The sensors, which allow to control glucose via mobile, will be available within an approximate period of two months.
Health centers will facilitate children and adolescents with type 1 diabetes between 4 and 18 years of age a new device that allows to control glucose levels through the mobile phone, without the need for the usual punctures on the finger.
The measure, announced at the end of February by the Ministry of Health, will benefit some 550 minors throughout the region, and will be launched over the next two months, once the last details were killed yesterday at a meeting in a meetingAmong the Director General of Health Assistance of the SMS, Roque Martínez, and the representatives of the Regional Federation of Diabetics Associations (FREMUD).
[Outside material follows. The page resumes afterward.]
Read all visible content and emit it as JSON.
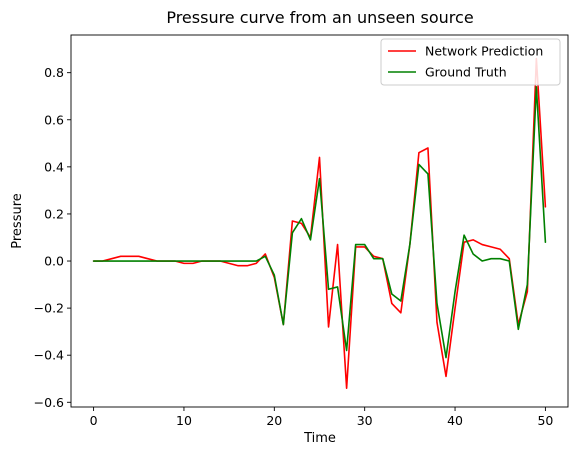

With the new device, reactive strips and punctures on the finger are replaced by sensors that are placed in the arm.To know the glucose level, you just have to bring the 'smartphone' closer, in which an application (LibreLink) must have been discharged that allows you to read and store the results.This information will allow parents to know the evolution of glucose, and will also be incorporated into the patient's electronic medical history, says Roque Martínez.
The endrocrinos will be responsible for prescribing these sensors.Parents will have to go to their health center to pick them up, and will be completely free.Each sensor has a market cost of 59.90 euros, and a duration of 14 days.Health will facilitate 26 of these devices for each child per year.
Murcia becomes the fourth autonomous community to incorporate this new technology into the public health system.Valencian Community, Castilla-La Mancha and the Basque Country already subsidize it.
The president of Fremud, Silvia Serrano, is confident that the measure begins to apply "immediately."Sources of the Ministry of Health explain that the protocols are already prepared, and that only the company gathers and has the sensors for the 550 patients between 4 and 18 years with type 1 diabetes in the region.Fremud asks that in the future the measure is extended beyond 18 years, "because diabetes does not end at that age."